LLDP#34 : Un Charras d’outre-tombe

En 2003 j’ai fait la connaissance de Pierre Charras, fraîchement auréolé par le Prix du Roman FNAC attribué à Dix-neuf secondes. J’ai rencontré quelqu’un de simple malgré ses multiples casquettes – écrivain, mais aussi comédien, dramaturge et traducteur –, paisible, désabusé, cool alors même qu’on savait, parce que l’information circulait entre attachés de presse et journalistes, qu’il était malade, ce qu’il a confirmé en décédant à 68 ans, en 2014.

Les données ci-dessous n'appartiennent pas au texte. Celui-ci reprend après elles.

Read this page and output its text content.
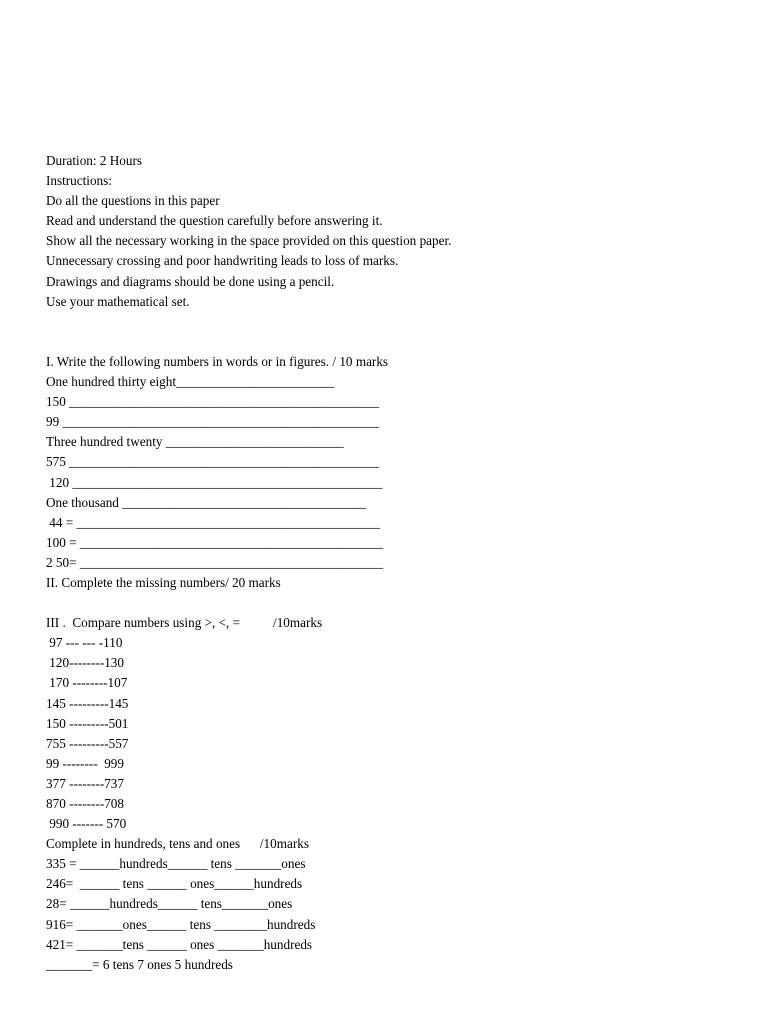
Duration: 2 Hours
Instructions:
Do all the questions in this paper
Read and understand the question carefully before answering it.
Show all the necessary working in the space provided on this question paper.
Unnecessary crossing and poor handwriting leads to loss of marks.
Drawings and diagrams should be done using a pencil.
Use your mathematical set.
I. Write the following numbers in words or in figures. / 10 marks
One hundred thirty eight________________________
150 _______________________________________________
99 ________________________________________________
Three hundred twenty ___________________________
575 _______________________________________________
120 _______________________________________________
One thousand _____________________________________
44 = ______________________________________________
100 = ______________________________________________
2 50= ______________________________________________
II. Complete the missing numbers/ 20 marks
III .  Compare numbers using >, <, =          /10marks
97 --- --- -110
120--------130
170 --------107
145 ---------145
150 ---------501
755 ---------557
99 --------  999
377 --------737
870 --------708
990 ------- 570
Complete in hundreds, tens and ones      /10marks
335 = ______hundreds______ tens _______ones
246=  ______ tens ______ ones______hundreds
28= ______hundreds______ tens_______ones
916= _______ones______ tens ________hundreds
421= _______tens ______ ones _______hundreds
_______= 6 tens 7 ones 5 hundreds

Son roman Dix-neuf secondes tenait incontestablement la route. Mais ce n’était rien comparé aux deux ouvrages que j’ai lus l’année suivante : Francis Bacon, le ring de la douleur et Plop !. Le premier est un formidable mélange de critique d’art et de roman expressionniste, impossible à classer dans quelque genre que ce soit, de la littérature de haute intensité en tout cas. Le second, qui raconte l’alcoolisme vécu de l’intérieur, se situe, dans l’ordre du romanesque, à la même altitude que Le Poison, le fameux film de Billy Wilder avec Ray Milland.

Or voilà que Le Dilettante publie ce qui est peut-être l’ultime roman de Pierre Charras, Au nom du pire. Sans atteindre les sommets de Francis Bacon et de Plop !, cette publication posthume illustre la capacité de Charras à explorer des territoires romanesques où les autres écrivains français s’aventurent peu. Là, il nous installe dans la peau d’un dénommé Goneau, envoyé en mission dans une ville pour en aider le maire : celui-ci, adoré de tous, est pourtant en ballottage défavorable après le premier tour des élections municipales. Ce Goneau est un spin doctor du genre ficelle, pourtant le maire Michaux se tirera d’affaire tout seul en adressant à ses concitoyens un discours bouleversant.

Etrange roman, dont le protagoniste, assez falot, n’a d’autre utilité, via les conversations qu’il a avec Sylvie, la chef de cabinet, Arlette, la femme de ménage, et Péron, le secrétaire général, que de nous faire tourner autour du mystère Michaux. Mystère dont les racines remontent à la Seconde Guerre mondiale et à l’Occupation.

On sent là-dedans la patte du dramaturge : à partir des relations qu’il noue entre cinq personnages, pas plus, Pierre Charras ouvre des perspectives sur l’Histoire et délivre un message humaniste : « Les enfants des bourreaux sont des enfants, pas des bourreaux ». Cela sans avoir l’air d’y toucher, à la faveur d’une écriture simple, limpide, sans fioritures, d’où le désenchantement a évacué toute emphase, tout lyrisme. Du Charras typique, en somme !

Papa

9782842639228

Au nom du pire, Pierre Charras (Le Dilettante).